Nees: We are very careful to take good care of customers. In our rollout of smart meters we sent letters to customers exactly two weeks in advance of when we would be coming to their homes, then the night before we put a door hanger on their door. If the person wasn’t there we leave another hangar saying we’d changed the meter. There is also a survey card and out of the approximately 4,000 meters we’ve changed, we had about three complaints. Also because of the issue with high bills, we test every meter we pull.
Krause: One of the best things we did was to get the highest level marketing communications person we could and put him on the core team. He’s been in every meeting and discussion and is really in tune with what’s going on. We also have a pre-installation customer letter, which has been one of the best tools for us, and anything we see pop up in the press, we add to the letter. When we started hearing of high bills complaints we added to the letter that our rates had recently gone up and could increase the bill. This way, we can be proactive and respond to customer concerns early – sometimes even before the customers call us.
Partridge: A couple more comments from experience. One is to do some retraining of your customer service reps right before deployment to make sure they are at the top of their game. The other is that I’ve talked to a number of customers on the more technical issues, but usually at the end of the conversation I find there’s something else that they’re upset about – in one case the rep didn’t knock on the door, in another we were building a 500 kV line through the guy’s barn.
Oliva: We’ve tried to do as much as we could for the customer, including some of the things mentioned, such as letters, door hangers, etc. The only thing I would add is that we started our deployment intentionally slow, so that we could get experience to perfect procedures and processes with our installation vendor and to gauge customer complaints and actions so that we could make some corrections if we went wrong. That seems to have worked very well.

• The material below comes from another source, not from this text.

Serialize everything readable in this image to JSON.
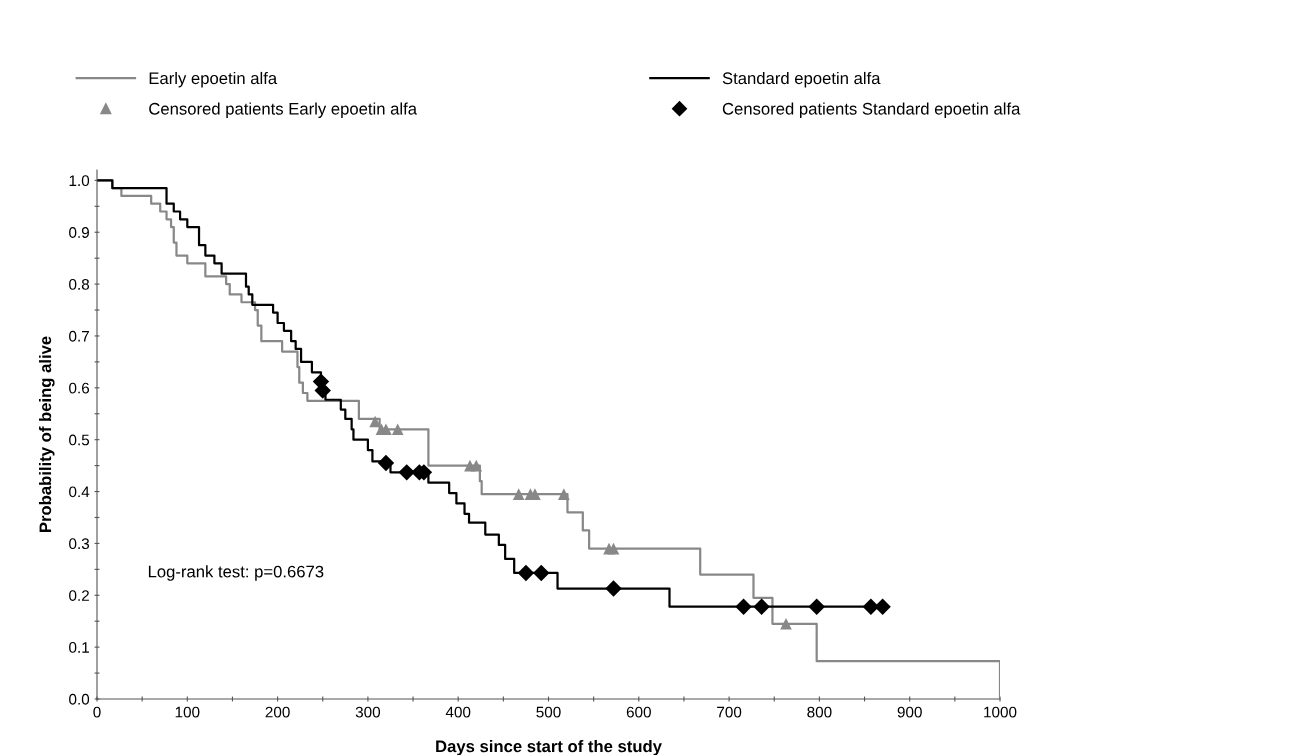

Do you understand how the smart meter is being accepted by customers and are customers responding to the opportunities that smart metering represents?

Oliva: The problem is that a lot of the functionality in the smart meter is not yet available. We don’t have a home area network available yet because we don’t have a standard – Smart Energy 2.0 is there but is not yet ratified.
Reguly: We aren’t going to time differentiated rates until almost the end of our deployment, and we probably won’t be able to offer HAN devices until a year after that, so I’m almost going to be done with my rollout and touched all my customers and all I’m going to be able to show them is a digital meter on the side of the house. That’s why I think getting them simple useful things today is beneficial.
Nees: The complexity we add is that we’re not just a single service utility. In terms of providing information it is difficult because electricity is one of six or seven services on the bill and then if we give them some online or some little display that says “Your electricity usage to date is this much,” they will be calling customer services going, “How come my bill was $70, not $16?”
Krause: Something that we’ve been doing since before we started deploying meters is to get involved with community engagement. We have employees who are ambassadors for SMUD, who talk to customers in off-hours. We’ve completed some thirty odd presentations to Rotary, Lions, homeowners associations etc., on what we’re doing and why and it’s proved really helpful to answer the questions before you install smart meters in a particular neighbourhood. Of course you get the concerns and the negatives too, and we wrap the feedback into our communications. The other piece is the customer satisfaction survey, which we do by phone.

So at this stage the only way you know how the smart meter is being accepted is if bills suddenly go up and you get complaints?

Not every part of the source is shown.